Idee
Consumo di suolo. La voce dell’esperto. «Abbiamo bisogno di politiche radicali»
Nel suolo è presente il 30 per cento della biodiversità, ma anche il ripristino dei cantieri non ricrea l’ambiente biologico e chimico originario
IdeeNel suolo è presente il 30 per cento della biodiversità, ma anche il ripristino dei cantieri non ricrea l’ambiente biologico e chimico originario
Paolo Pileri, docente di Pianificazione territoriale ambientale al Politecnico di Milano, si occupa da sempre di suolo, consumo di suolo ed effetti ambientali ed ecologici. Tra i suoi libri di divulgazione scientifica, è appena uscito per Laterza Dalla parte del suolo. L’ecosistema invisibile.
Professore, che cosa abbiamo sotto i piedi, che non riusciamo davvero a vedere? «Il suolo non è una superficie, ma un volume, un corpo di circa un metro sotto i nostri piedi; i primi 30 cm sono quelli più vitali: un cucchiaino di terra sana contiene 9 miliardi di esseri viventi, un numero gigantesco! Sono batteri, funghi, alghe, piccoli artropodi e altri, e costituiscono il 30 per cento della biodiversità della Terra».

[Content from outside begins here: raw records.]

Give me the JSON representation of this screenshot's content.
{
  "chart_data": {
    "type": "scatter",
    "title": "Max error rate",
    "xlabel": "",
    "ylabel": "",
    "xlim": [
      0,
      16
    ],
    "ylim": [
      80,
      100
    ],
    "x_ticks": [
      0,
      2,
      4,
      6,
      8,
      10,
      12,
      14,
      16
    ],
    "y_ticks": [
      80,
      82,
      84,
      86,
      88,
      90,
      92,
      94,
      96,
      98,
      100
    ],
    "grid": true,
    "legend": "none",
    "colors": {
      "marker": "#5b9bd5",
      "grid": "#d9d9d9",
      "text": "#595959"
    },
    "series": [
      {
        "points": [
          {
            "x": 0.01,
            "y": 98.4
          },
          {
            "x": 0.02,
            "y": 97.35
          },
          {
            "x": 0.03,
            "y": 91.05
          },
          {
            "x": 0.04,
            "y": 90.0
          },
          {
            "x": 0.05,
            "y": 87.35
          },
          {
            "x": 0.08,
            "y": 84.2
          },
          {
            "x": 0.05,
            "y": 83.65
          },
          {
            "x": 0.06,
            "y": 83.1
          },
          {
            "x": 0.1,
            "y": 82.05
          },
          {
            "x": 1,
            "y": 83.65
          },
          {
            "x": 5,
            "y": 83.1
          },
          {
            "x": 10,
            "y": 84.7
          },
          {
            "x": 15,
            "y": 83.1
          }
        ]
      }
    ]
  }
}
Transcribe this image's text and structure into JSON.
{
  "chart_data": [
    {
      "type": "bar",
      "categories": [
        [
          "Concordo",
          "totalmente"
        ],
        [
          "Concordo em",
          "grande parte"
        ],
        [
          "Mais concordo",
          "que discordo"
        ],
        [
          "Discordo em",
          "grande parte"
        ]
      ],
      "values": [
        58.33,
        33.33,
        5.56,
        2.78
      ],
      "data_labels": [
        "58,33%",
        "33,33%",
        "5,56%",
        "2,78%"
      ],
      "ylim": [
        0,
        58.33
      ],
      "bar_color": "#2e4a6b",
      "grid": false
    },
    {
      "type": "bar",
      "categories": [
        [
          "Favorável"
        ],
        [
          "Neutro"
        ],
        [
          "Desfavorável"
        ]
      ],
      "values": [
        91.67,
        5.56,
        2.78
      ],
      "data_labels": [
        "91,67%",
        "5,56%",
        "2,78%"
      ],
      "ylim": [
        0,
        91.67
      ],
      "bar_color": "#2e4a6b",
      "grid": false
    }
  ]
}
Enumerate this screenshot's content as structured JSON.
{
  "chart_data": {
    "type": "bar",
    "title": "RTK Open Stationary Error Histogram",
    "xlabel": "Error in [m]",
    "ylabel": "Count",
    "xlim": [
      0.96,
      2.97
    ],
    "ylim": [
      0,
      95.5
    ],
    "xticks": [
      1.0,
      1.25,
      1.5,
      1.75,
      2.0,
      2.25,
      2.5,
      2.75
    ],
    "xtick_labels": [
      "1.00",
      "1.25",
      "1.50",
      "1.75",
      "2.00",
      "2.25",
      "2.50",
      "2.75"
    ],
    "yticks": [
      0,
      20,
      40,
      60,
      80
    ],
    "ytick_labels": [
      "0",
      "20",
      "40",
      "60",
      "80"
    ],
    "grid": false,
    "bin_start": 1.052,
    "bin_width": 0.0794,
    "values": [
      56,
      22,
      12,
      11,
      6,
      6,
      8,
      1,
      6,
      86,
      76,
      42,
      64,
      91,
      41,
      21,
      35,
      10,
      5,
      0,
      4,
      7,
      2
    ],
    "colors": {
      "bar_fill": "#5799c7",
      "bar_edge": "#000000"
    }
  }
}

In una prospettiva più antropocentrica: che servizi ci dà il suolo? «Il suolo libero è un portatore di servizi gigantesco che ci salva la vita. Grazie alla combinazione con le piante, intrappola il carbonio dell’atmosfera, e ogni ettaro assorbe quattro milioni di litri d’acqua. Un suolo antropizzato, per esempio con l’asfalto, è un tappo che diventa come un potente fornello che tiene calda l’atmosfera di giorno e di notte».
Eppure, continuiamo a cementificare e rigeneriamo ancora troppo poco, alla faccia di direttive europee come la Nature restoration law e gli obiettivi per il 2050. Come dobbiamo leggere lo scarto tra consumo di suolo lordo e netto dell’ultimo rapporto Ispra? «La rigenerazione si fa, ma sono piccolissimi casi rispetto al consumo di suolo. La differenza sostanziale tra netto e lordo, nel Veneto, ma non solo, deriva probabilmente dai cantieri giganteschi, richiusi, che nell’ultimo anno si sono letteralmente “colorati di verde”. Solo che da un punto di vista chimico, fisico e biologico quelle sono aree compromesse, molto meno in salute di quando quel suolo era libero. La Nature restoration law è una direttiva e non va da nessuna parte da sola, dobbiamo traghettarla noi verso gli obiettivi del 2050, tra cui l’azzeramento del consumo di suolo. Che, poi, il 2050 è una data lontanissima rispetto alle nostre necessità».
Parte del consumo di suolo è dovuto agli impianti fotovoltaici, fondamentali per la transizione energetica. Come si combinano gli obiettivi zero emissioni e zero consumo di suolo? «Il Veneto è leader nei capannoni dismessi. Secondo l’Ance (Associazione degli imprenditori edili industriali, ndr), che probabilmente ne fa una stima al ribasso, sono 92 mila, un numero enorme. Non potremmo mettere lì i pannelli fotovoltaici? A terra, ci sono dei grossi problemi, perché non sono interventi che si fanno “in punta di piedi”, si ferisce il suolo, senza contare il trattamento di quelle aree (ad esempio in termini di pulizia) e la variazione di temperatura provocata da queste tettoie onnipresenti che vanno ad alterare gli equilibri complessi della vita del suolo, come confermano diversi studi fatti sul campo. Certo, meglio i campi fotovoltaici rispetto all’agricoltura intensiva e agli scarichi degli allevamenti, ma questo non vuol dire che siano la soluzione ideale. Il meno peggio non è più la soluzione contemplabile: oggi, abbiamo bisogno di politiche radicali».